Wie Peter Pomerantsew formuliert: „Der Kreml sendet willkürlich wechselnde Botschaften, die seinen Zielen nutzen, bedient alle und jeden: Die rechten Nationalisten Europas werden mit EU-feindlichen Botschaften gelockt; die extreme Linke wird durch den angeblichen Kampf gegen die Vorherrschaft Amerikas vereinnahmt; religiöse Konservative in den USA werden durch den Kampf des Kremls gegen Homosexuelle überzeugt.“
Die Erfahrung lehrt, dass Putin alle Instrumente einsetzt, die ihm zur Verfügung stehen, so Fiona Hill. Dass er keine Grenzen kennt. Darauf muss man sich einstellen. Quelle: „‚Yes, he would‘ – Fiona Hill on Putin and Nukes.“
Es ist nicht die Frage, ob Putin alles einsetzen wird, was er hat, um seine Interessen durchzusetzen. Die Frage ist vielmehr: Was sind eigentlich seine Interessen?
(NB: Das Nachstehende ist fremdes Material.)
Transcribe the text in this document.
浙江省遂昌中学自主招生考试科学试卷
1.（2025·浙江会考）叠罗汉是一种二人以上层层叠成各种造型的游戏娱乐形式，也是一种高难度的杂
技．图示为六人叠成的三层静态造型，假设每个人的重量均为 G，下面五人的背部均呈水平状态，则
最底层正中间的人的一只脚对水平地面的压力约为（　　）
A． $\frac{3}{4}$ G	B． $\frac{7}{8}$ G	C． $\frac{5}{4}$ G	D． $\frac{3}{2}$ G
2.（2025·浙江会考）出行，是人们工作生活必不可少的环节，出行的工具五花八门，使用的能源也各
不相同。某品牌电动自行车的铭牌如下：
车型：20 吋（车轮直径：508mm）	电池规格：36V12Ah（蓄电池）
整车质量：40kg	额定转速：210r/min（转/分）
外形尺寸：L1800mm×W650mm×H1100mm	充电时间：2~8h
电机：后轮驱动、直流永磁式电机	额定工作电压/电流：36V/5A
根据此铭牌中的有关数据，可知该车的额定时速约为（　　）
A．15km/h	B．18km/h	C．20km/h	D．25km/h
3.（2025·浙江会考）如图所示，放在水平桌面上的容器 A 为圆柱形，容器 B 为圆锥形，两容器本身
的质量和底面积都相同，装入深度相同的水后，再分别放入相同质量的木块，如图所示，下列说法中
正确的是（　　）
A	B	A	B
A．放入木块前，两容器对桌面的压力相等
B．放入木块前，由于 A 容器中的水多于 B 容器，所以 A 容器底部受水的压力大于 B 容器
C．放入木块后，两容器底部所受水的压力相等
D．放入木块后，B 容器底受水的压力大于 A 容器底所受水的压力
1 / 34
Den Zusammenhalt des multinationalen russischen Imperiums zu sichern – und verlorenes Territorium wieder zurückzugewinnen –, das hat er immer wieder als seine historische Mission bezeichnet. Wie weit das aber gehen wird? Fix ist, dass Russland expansiv ist – unklar ist, wie weit das reicht.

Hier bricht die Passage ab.